Austrian actress Nadja Tiller has passed away at the age of 93. This is reported by the "Bild" newspaper, citing Natascha Giller (64), the daughter of the film legend. "My mother died last night in the 'Augustinum' in Hamburg. She fell asleep peacefully in the presence of a nurse," said Giller, who lives in Greece with her family. Tiller spent her final years in the luxurious retirement home right on the banks of the Elbe. The family is grateful that her mother was not alone: "The nurse called me at six o'clock this morning and informed me."
In the last week she visited her mother, Giller continues. Now she will coordinate with her brother and drive to Hamburg in the next two days: "We will also be there in the crematorium." Later there will be a burial at sea, just as her mother wanted.

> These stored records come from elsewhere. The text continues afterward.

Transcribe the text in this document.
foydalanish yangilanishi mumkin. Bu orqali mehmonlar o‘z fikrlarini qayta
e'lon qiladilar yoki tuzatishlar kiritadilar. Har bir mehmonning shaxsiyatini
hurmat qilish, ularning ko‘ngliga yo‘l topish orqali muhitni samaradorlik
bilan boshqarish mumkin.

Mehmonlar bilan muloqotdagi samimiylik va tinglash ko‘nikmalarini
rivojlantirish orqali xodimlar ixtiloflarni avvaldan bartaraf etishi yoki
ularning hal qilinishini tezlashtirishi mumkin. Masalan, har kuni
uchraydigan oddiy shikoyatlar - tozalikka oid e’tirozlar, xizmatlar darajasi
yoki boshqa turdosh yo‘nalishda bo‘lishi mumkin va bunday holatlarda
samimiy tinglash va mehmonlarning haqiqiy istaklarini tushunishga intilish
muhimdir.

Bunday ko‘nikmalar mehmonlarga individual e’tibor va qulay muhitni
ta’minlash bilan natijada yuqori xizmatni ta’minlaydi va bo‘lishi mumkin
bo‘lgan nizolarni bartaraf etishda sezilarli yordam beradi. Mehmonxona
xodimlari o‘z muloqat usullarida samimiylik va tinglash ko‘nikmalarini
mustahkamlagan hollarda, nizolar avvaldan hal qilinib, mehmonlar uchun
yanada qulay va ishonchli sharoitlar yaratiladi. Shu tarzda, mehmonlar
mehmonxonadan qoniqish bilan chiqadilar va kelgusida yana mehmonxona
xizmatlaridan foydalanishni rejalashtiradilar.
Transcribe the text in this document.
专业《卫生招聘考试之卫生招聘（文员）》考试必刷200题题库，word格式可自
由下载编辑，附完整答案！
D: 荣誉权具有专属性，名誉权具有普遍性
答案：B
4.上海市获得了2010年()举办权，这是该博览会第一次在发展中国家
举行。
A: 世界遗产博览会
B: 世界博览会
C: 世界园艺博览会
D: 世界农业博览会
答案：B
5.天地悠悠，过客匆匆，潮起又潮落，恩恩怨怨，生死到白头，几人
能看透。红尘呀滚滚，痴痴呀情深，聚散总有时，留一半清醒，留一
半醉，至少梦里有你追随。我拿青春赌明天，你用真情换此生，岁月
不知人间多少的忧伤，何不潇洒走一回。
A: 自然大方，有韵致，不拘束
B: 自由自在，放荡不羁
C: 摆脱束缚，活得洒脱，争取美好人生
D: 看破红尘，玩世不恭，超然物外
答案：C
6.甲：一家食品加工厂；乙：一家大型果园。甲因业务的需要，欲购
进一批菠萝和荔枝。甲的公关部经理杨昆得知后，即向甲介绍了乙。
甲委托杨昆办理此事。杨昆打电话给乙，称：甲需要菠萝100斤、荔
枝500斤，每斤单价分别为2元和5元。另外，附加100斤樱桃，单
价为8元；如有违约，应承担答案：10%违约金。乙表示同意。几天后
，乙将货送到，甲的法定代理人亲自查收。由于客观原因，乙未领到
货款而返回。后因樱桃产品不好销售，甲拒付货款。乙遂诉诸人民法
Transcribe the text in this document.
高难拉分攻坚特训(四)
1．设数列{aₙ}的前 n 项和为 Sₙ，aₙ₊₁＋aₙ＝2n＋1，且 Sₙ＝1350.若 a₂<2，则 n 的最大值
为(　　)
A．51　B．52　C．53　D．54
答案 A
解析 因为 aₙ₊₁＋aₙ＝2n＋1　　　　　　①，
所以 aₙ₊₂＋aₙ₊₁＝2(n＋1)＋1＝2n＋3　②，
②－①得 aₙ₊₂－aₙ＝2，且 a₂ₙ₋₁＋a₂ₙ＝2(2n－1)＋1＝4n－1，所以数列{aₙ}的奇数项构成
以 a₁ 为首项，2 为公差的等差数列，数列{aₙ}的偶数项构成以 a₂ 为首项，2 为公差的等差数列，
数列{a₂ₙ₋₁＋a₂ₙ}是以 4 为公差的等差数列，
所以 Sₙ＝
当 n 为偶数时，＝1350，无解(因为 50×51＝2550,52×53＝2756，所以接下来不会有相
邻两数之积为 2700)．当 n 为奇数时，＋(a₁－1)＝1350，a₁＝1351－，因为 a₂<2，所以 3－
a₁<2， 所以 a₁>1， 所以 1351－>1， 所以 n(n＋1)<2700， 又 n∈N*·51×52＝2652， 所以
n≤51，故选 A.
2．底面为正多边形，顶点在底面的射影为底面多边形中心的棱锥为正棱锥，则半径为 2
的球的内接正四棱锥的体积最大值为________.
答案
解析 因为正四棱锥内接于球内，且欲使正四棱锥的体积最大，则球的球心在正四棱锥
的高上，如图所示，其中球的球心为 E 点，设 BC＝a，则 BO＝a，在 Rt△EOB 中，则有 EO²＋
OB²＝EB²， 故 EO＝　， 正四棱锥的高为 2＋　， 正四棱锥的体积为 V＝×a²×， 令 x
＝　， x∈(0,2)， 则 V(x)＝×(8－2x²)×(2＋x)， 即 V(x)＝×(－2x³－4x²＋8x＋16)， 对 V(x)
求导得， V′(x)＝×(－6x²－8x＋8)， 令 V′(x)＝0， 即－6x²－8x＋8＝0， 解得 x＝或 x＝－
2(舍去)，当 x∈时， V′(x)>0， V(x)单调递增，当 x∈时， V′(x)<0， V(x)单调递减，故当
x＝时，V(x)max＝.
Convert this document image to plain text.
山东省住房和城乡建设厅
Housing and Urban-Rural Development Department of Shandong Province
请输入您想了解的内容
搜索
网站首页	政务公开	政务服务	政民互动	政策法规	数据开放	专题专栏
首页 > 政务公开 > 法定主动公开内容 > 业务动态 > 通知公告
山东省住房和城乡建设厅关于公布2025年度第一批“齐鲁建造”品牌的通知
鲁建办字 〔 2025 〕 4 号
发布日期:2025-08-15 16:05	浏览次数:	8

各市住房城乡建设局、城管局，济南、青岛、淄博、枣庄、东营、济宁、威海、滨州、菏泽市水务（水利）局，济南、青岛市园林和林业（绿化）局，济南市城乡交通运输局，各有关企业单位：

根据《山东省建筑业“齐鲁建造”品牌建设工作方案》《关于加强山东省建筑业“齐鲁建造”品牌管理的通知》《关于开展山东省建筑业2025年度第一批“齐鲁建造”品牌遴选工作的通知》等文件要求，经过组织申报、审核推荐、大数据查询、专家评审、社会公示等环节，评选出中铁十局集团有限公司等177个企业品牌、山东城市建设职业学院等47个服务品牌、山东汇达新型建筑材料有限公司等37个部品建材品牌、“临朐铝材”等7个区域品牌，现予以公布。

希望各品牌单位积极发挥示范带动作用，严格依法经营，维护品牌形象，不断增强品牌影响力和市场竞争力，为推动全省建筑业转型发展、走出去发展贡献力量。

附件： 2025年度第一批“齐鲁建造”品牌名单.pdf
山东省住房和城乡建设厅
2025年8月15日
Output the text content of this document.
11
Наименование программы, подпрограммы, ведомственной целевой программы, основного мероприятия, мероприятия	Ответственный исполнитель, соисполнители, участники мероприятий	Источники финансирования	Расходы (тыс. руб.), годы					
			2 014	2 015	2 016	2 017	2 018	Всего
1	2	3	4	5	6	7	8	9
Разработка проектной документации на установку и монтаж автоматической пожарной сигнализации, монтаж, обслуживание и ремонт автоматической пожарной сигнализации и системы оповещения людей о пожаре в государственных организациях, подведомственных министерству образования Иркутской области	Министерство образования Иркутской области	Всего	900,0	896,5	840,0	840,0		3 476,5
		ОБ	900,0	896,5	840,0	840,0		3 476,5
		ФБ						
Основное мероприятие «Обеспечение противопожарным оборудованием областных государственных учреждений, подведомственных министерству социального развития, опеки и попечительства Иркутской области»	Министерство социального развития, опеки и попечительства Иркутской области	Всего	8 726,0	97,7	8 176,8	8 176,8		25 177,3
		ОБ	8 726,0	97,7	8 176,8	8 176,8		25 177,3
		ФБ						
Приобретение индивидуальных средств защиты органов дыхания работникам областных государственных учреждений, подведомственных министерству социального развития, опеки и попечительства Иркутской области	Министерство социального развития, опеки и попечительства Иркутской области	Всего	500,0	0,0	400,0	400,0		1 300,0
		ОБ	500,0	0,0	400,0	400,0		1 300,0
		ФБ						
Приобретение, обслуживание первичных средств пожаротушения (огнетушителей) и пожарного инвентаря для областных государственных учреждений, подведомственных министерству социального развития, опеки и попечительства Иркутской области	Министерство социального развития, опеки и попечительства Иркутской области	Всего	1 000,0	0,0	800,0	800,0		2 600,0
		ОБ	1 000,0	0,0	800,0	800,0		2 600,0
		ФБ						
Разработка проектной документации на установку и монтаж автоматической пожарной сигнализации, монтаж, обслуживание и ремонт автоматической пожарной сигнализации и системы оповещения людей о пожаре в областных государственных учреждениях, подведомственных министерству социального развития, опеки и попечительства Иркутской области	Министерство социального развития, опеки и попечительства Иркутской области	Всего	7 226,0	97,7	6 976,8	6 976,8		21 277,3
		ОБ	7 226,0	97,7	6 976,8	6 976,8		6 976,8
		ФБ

Her father was also buried in this way, but it took "a few months".
Nadja Tiller was born in Vienna in 1929 and won the election for "Miss Austria" at the age of 20. She then made her way into acting and had an international career. Among other things, she shot alongside world stars such as Yul Brynner (1920-1985), Mario Adorf (92), Robert Mitchum (1917-1997) and Jean-Paul Belmondo (1933-2021). She probably had her best-known role in the 1958 feature film "The Girl Rosemarie". There she embodied the high-class prostitute Rosemarie Nitribitt (1933-1957), whose murder has not been fully clarified to this day. She was last in 2009 in the Leander Haussmann comedy "Dinosaurs - Against us you look old!" seen alongside Daniel Brühl (44). In 2005 she cast Til Schweiger (59) in his road movie "Barfuss".
Tiller was married to the German actor Walter Giller (1927-2011) for 56 years until his death in 2011. The two had two children together. They have lived in Hamburg since 2008, before that the couple lived in Lugano, Switzerland. In 2006, Tiller and Giller received the Bambi for their life's work. In recent years, Tiller's health has been badly damaged. She survived breast cancer in 2006 and suffered a stroke shortly after her husband's death.